Jack Lord had a pretty interesting life himself. As a teenager he, through family connections, went out during the summers on ships sailing to various parts of the world and painted what he saw. The Met bought five of his paintings by the time he was 18. He served in the Navy in WWII, made some training films during the Korean War which put the idea of acting into his head. He had a good opinion of himself and lost some major roles, including that of Captain Kirk in Star Trek, by demanding too much, such as a percentage and a producing role. Ironically, he did not demand too much for the role of McGarrett, but when Leanard Freeman, the creator and producer of Hawaii 5-0, died in 1974, Lord pretty much took over the show though he never took a producer's credit. He died a few years before his wife, and when she died, their $40 million estate was shared by about 11 Hawaaiin charities.
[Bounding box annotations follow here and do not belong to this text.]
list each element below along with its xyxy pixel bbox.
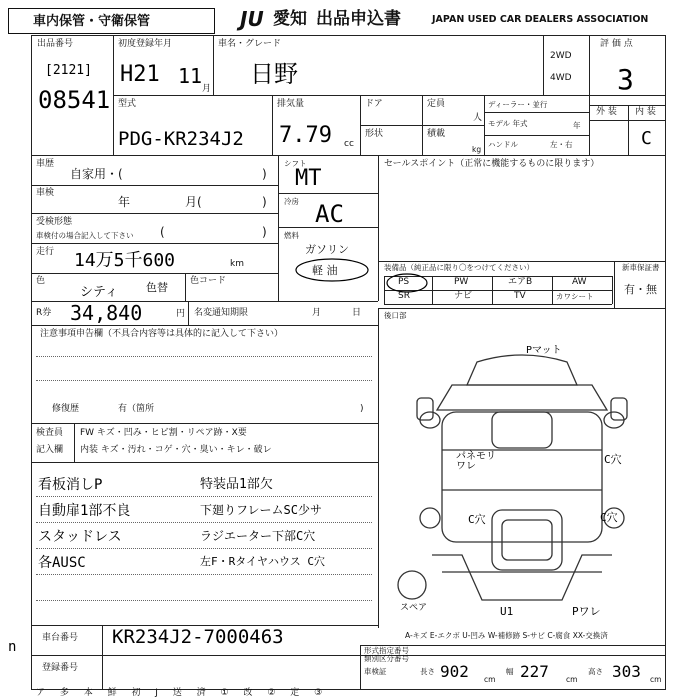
width-value: 227 xyxy=(520,662,549,681)
recycle-value: 34,840 xyxy=(70,301,143,325)
note-4: 各AUSC xyxy=(38,555,86,571)
dimensions-label: 形式指定番号 類別区分番号 xyxy=(364,646,409,663)
chassis-value: KR234J2-7000463 xyxy=(112,626,284,648)
recycle-unit: 円 xyxy=(176,309,186,319)
dimensions-size-label: 車検証 xyxy=(364,667,387,676)
notes-label: 注意事項申告欄（不具合内容等は具体的に記入して下さい） xyxy=(40,329,284,339)
repair-label: 修復歴 xyxy=(52,404,80,414)
dealer-label: ディーラー・並行 xyxy=(488,100,548,109)
org-name: 愛知 xyxy=(273,9,307,29)
repair-close: ) xyxy=(360,404,364,414)
ps-selection-circle xyxy=(384,272,430,294)
note-6: 下廻りフレームSC少サ xyxy=(200,503,322,517)
diagram-mark-p: Pワレ xyxy=(572,605,601,618)
chassis-label: 車台番号 xyxy=(42,633,79,643)
displacement-label: 排気量 xyxy=(277,99,305,109)
reception-open: ( xyxy=(160,225,165,239)
first-reg-month-unit: 月 xyxy=(202,84,212,94)
name-change-month: 月 xyxy=(312,308,322,318)
history-close: ) xyxy=(262,167,267,181)
equipment-aw: AW xyxy=(572,277,587,287)
mileage-label: 走行 xyxy=(36,247,55,257)
mileage-value: 14万5千600 xyxy=(74,250,176,271)
make-label: 車名・グレード xyxy=(218,39,282,49)
diagram-mark-left-panel: パネモリ ワレ xyxy=(456,451,496,472)
grade-label: 評 価 点 xyxy=(600,39,633,49)
capacity-label: 定員 xyxy=(427,99,446,109)
note-8: 左F・Rタイヤハウス C穴 xyxy=(200,555,325,568)
diagram-mark-spare: スペア xyxy=(400,603,428,613)
color-label: 色 xyxy=(36,276,46,286)
handle-label: ハンドル xyxy=(488,140,518,149)
inspector-notes-label: 記入欄 xyxy=(36,445,64,455)
note-2: 自動扉1部不良 xyxy=(38,503,131,519)
drive-2wd: 2WD xyxy=(550,51,572,61)
model-year-label: モデル 年式 xyxy=(488,119,528,128)
inspection-year: 年 xyxy=(118,195,131,209)
equipment-sr: SR xyxy=(398,291,410,301)
name-change-label: 名変通知期限 xyxy=(194,308,249,318)
equipment-airbag: エアB xyxy=(508,277,533,287)
lot-sub-number: [2121] xyxy=(45,63,92,78)
association-name: JAPAN USED CAR DEALERS ASSOCIATION xyxy=(432,14,649,25)
door-label: ドア xyxy=(365,99,383,109)
diagram-mark-top: Pマット xyxy=(526,345,562,356)
fuel-label: 燃料 xyxy=(284,231,299,240)
height-label: 高さ xyxy=(588,667,603,676)
warranty-value: 有・無 xyxy=(624,283,657,296)
org-logo-mark: JU xyxy=(240,7,264,31)
inspector-row-2: 内装 キズ・汚れ・コゲ・穴・臭い・キレ・破レ xyxy=(80,445,272,455)
shift-value: MT xyxy=(295,166,322,191)
history-label: 車歴 xyxy=(36,159,55,169)
displacement-value: 7.79 xyxy=(279,123,332,148)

What more can be said about the show? It was made at a time when most shows had one strong central (and of course male) lead. So the show was primarily McGarrett's. The actors playing the subordinate roles did a good job holding their own, but they didn't always have a lot of lines, the lines could be as stock as Uhura's "Hailing frequencies open." As much as many fans hate the 12th season, which had some putrid episodes and none of the remaining original characters except McGarrett, to me the 12th season had more of an ensemble feel and the first female 5-0 team member. Herman Wedermeyer, who played Duke Lakela, was a microcosm of Hawaaiin diversity - he had ancestors from various Asian countries, various European countries as well as Hawaaiin ancestry. He played a Hawaaiin, as did Al Harrington who was Samoan.

McGarrett could be condescending and patronizing to women, but it is notable that the women he was attracted to were strong, independent characters with careers of their own. It is also notable that the crime McGarrett seemed to hate the most was rape. One episode said something that struck me deeply. A soldier took the blame for a rape, but 5-0 found out he had been wounded and was impotent. When McGarrett asked why he took the blame, he said he didn't want his buddies to know he was no longer a man, McGarrett disbelievingly and angrily replies, "A man? You don't know what the word means!"

The other question one might wonder at is why I'm so attracted to a show that is so fundamentally about law and order. If one has noticed a theme in my past posts, it might be subversion of authority. I am not, however, against all authority, only that which is unthinking and enforces traditions that deny equal rights to everyone. Hawaii 5-0 did its best to show justice as it should be - enforcing the law, valuing the victims of crimes, having some compassion for criminals caught up in something tragic or insane, but above all, enforcing the law fairly, with equal rights for all. Moreover the characters had great integrity and incorruptibility.

The world has changed. After 9/11, the financial crisis, and scandals showing corruption in every sphere of life, it is harder to believe in justice at all, especially a justice that holds the rich and powerful as accountable for their crimes. It is notable that now that the shows that present someone getting justice for "the little guy" are shows where the flawed heroes work outside the law, shows like Leverage and Person of Interest. And the new Hawaii 5-0 shows cops who routinely break the law in order to, say, reach a victim in time or to provide a greater justice than the law allows. I am sure that there are still people of integrity working in the justice system, but am also aware that the U.S. justice system is badly broken. I am also aware that the justice system at the time of the old Hawaii 5-0 had severe flaws. Yet I yearn for a time when there are enough people of integrity, and people who behave like mature adults, to provide role models for the culture.

One final comment - now just how weird is it that Grace Park has played in two TV series that are remakes of old series and in which her character in the old series was male?